Both of the above would tend to lead rates higher, while some balance is provided by weak Industrial Production (-0.1% vs. +0.5% expected) and Capacity Utilization (76.1% vs. 76.3% expected) numbers.
Canadian economic data was limited to Leading Indicators (Jan) and Manufacturing Sales (Dec), both of which fell short of expectations.
In spite of the mixed nature of the data, the housing starts number seems to be stealing the show this morning.
Lots of Tier I data is out over the next two days, including US CPI (Thu) and Canadian CPI (Fri).
15. December 2010 05:06
The bond market has rallied modestly this morning following the selloff late yesterday.
Largely responsible for stabilizing yields this morning are the US CPI numbers for November, which at 0.1% MoM, were lower than market expectations for 0.2%. These serve as a reminder that while the market has moved to price in certain events, the inflation is not yet evident.
Other positive data in the US include the Empire Manufacturing Index for December at 10.57 (exp. 5.0), growth in Industrial Production for November of 0.4% (exp. 0.3%), and an uptick in Capacity Utilization to 75.2% (exp. 75.0%).
The only Canadian data out this morning was October Manufacturing Sales which were up 1.7% (exp. 1.0%).
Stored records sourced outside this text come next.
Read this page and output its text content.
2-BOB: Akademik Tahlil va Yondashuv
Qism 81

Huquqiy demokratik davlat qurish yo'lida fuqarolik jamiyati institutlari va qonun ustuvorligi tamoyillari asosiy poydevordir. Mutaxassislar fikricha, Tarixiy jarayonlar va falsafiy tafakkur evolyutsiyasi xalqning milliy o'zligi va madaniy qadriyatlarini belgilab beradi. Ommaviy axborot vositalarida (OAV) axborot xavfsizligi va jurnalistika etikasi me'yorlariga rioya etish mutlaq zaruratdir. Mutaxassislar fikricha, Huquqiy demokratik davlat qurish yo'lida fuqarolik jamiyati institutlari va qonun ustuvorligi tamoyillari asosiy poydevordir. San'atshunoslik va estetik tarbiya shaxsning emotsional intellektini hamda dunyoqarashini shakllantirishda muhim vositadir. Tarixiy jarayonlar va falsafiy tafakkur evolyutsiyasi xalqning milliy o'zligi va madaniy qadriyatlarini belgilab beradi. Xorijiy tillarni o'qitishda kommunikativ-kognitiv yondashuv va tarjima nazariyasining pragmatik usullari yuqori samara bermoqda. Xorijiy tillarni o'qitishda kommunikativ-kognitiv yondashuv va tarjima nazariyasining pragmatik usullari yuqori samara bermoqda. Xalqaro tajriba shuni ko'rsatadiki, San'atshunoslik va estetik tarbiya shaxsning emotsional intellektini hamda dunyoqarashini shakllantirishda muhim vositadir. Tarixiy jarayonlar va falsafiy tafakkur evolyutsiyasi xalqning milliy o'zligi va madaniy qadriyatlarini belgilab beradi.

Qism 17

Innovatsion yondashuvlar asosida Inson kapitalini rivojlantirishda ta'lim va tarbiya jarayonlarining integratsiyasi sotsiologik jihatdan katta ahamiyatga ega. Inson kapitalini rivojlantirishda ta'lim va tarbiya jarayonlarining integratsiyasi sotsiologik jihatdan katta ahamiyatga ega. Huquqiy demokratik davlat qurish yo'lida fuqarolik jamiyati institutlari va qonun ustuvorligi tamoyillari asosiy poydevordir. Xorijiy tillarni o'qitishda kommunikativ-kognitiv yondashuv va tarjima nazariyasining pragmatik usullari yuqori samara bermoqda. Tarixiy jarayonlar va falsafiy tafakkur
In summary, lots of data suggesting the economy is moving in the right direction, but if inflation lurks, it remains well hidden.
16. November 2010 04:41
The bond market has rallied a bit this morning as the result of a number of factors. Overseas, fears of monetary tightening in Asia (particularly China) and the moderation in growth that would surely follow has caused commodity prices and equity markets to decline overnight. This shift away from risk assets has helped lift the bond market somewhat. Additionally, the increasingly prevalent headlines related to Ireland and other fiscal challenges in Europe are constantly adding to concerns about the strength of the global growth story.
Some inflation (deflation) data down south also has added fuel to this morning’s bond market rally. The US Producer Price Index grew 0.4% in October (exp. was +0.8%). Excluding food and energy, the ‘core’ PPI declined 0.6%. Other measures of the PPI also came in lower than expected. Also, Industrial Production and Capacity Utilization came in worse than expected. Both of these metrics are at historically poor levels and need to pick up (particularly Capacity Utilization) before important components of growth such as business investment can really become a meaningful contributor to growth.
Closer to home, Canada can put a notch in the “not as bad as we thought it would be” column. Manufacturing Sales in September declined by 0.6%, somewhat better than the -0.9% consensus forecast.
17. August 2010 06:19
Rates have remained low and range-bound for some time now as the market digests a stream of generally soft data which has raise questions related to the robustness of the economic recovery.
In terms of data that was out today in the US we saw several measures of the Producer Price Index at or slightly above expectations, while Housing Starts “rose” in July due to a downward revision in the June number. Adding to housing concerns in the US, Building Permits declined 3.1% in July. Positives include an increase in Industrial Production +1.0% (+0.5% had been expected) as well as a greater than expected increase in Capacity Utilization to 74.8% from 74.1%.
Canadian data today was limited to June Manufacturing Sales which rose 0.1% (-0.5% decline had been expected).
The big news this week is on Friday when we get the Canadian CPI numbers for July.